New report says Venezuela's twin earthquakes put $6.7 billion in damage on the map

Almost none of it is insured

New report says Venezuela's twin earthquakes put $6.7 billion in damage on the map

Catastrophe & Flood

By Matthew Sellers

Two earthquakes hit northern Venezuela on Wednesday evening within 39 seconds of each other - a 7.2 magnitude foreshock at 6:04pm local time, then a 7.5 magnitude mainshock. At least 920 people are now confirmed dead and 3,360 injured, National Assembly President Jorge Rodríguez said in a Friday briefing. Both figures are expected to climb. Buildings collapsed across Caracas, La Guaira and Carabobo. Simón Bolívar International Airport was damaged and shut. The USGS puts a 44% probability on the final death toll exceeding 10,000.

For the insurance industry, a different number is the operative one: $6.7 billion in estimated direct economic damage, and almost none of it covered.

What the damage looks like

A UNDP rapid assessment that has just been published puts direct economic damage at $6.7 billion, roughly 6% of GDP across the affected states. The uncertainty band is wide - losses could run anywhere from $4.7 billion to $8.7 billion - but the central figure alone would rank this among the costliest disasters in Venezuelan history. The UNDP's CLIMADA model found 8.6 million people and 1.7 million buildings in the path of moderate to severe shaking. Distrito Capital, Miranda, Carabobo, La Guaira and Aragua absorbed the largest absolute losses. Yaracuy recorded the highest damage relative to its asset base, pointing to a recovery burden there that outweighs its fiscal capacity.

Satellite night-light data detected power failures in La Guaira, Carabobo and Yaracuy by Thursday night, affecting an estimated 237,000 people in La Guaira alone and 129,000 in Carabobo.

The UNDP noted that its figures cover only direct physical damage.
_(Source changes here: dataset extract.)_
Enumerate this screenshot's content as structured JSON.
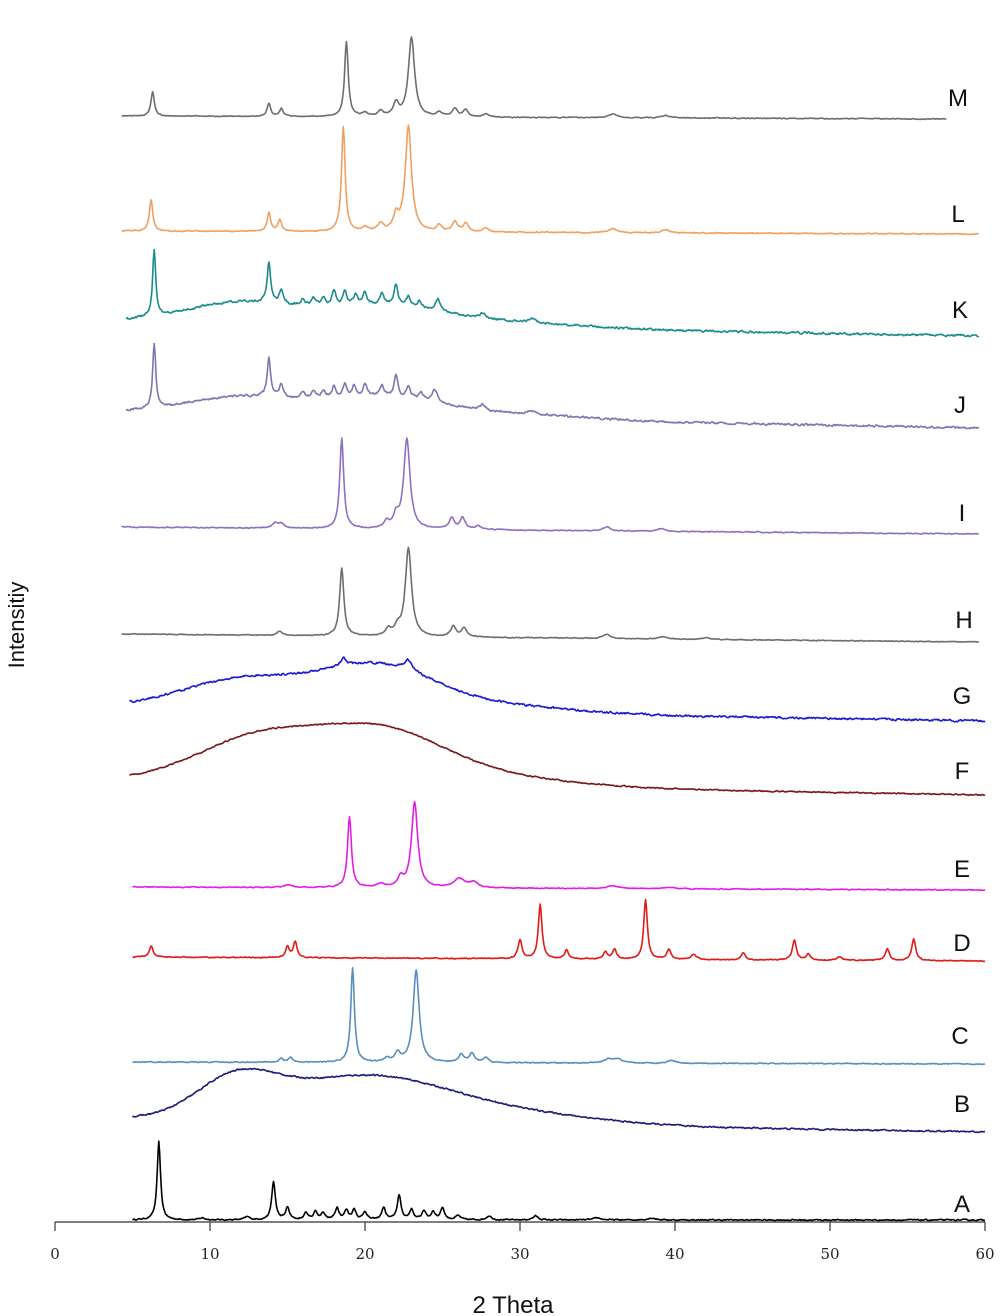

Total economic impact, including indirect losses and reconstruction costs, typically runs 1.5 to 3 times the direct damage figure - putting the full toll potentially between $10 billion and $20 billion.

The protection gap

Reinsurance broker Guy Carpenter said the protection gap for this event will be "quite large", citing Venezuela's "quite low" insurance penetration and "severely weakened economy." "Initial reports indicate that residential lines will be more heavily impacted than commercial lines," it added in a North America Peril Advisory on Thursday.

Venezuela's insurance sector was already under pressure before Wednesday's earthquakes, with international carriers having reduced their exposure over the past decade as the economy contracted. Latin America and emerging EMEA maintain natural catastrophe resilience scores of around 8% to 9% according to Swiss Re's latest sigma report, meaning nearly all newly accumulated exposure in those regions is uninsured. Venezuela's effective insurance penetration rate for residential property sits well below even that low regional average.

Who carries the exposure

No major international insurer or reinsurer has disclosed specific Venezuela earthquake exposure as of Friday. The commercial lines question is the more relevant one for international carriers. Large industrial and energy assets in the affected region - Venezuela holds significant oil infrastructure across the shaking zone - may carry international coverage. The residential and public infrastructure losses that will dominate the final bill almost certainly do not.

The global natural catastrophe protection gap reached $424 billion in 2025, according to Swiss Re, with emerging markets showing the widest divergence between economic and insured losses. Wednesday's event is a precise illustration of how that gap works in practice: a country with documented seismic exposure, a capital of three million people, sitting on the boundary of the Caribbean and South American tectonic plates, absorbed a magnitude 7.5 earthquake with almost no financial risk transfer in place.

UN aid chief Tom Fletcher said "a massive collective effort" would be needed in a country where 8 million people already required humanitarian assistance before the earthquakes hit. With minimal insurance to fund private recovery, reconstruction falls on a state with limited fiscal capacity and a population already in one of the hemisphere's deepest humanitarian crises.

The UNDP assessment covers only ground-shaking damage. It excludes roads, pipelines, agriculture and the service disruption costs that compound the direct loss over time. The final bill will be larger. The insured portion will remain small.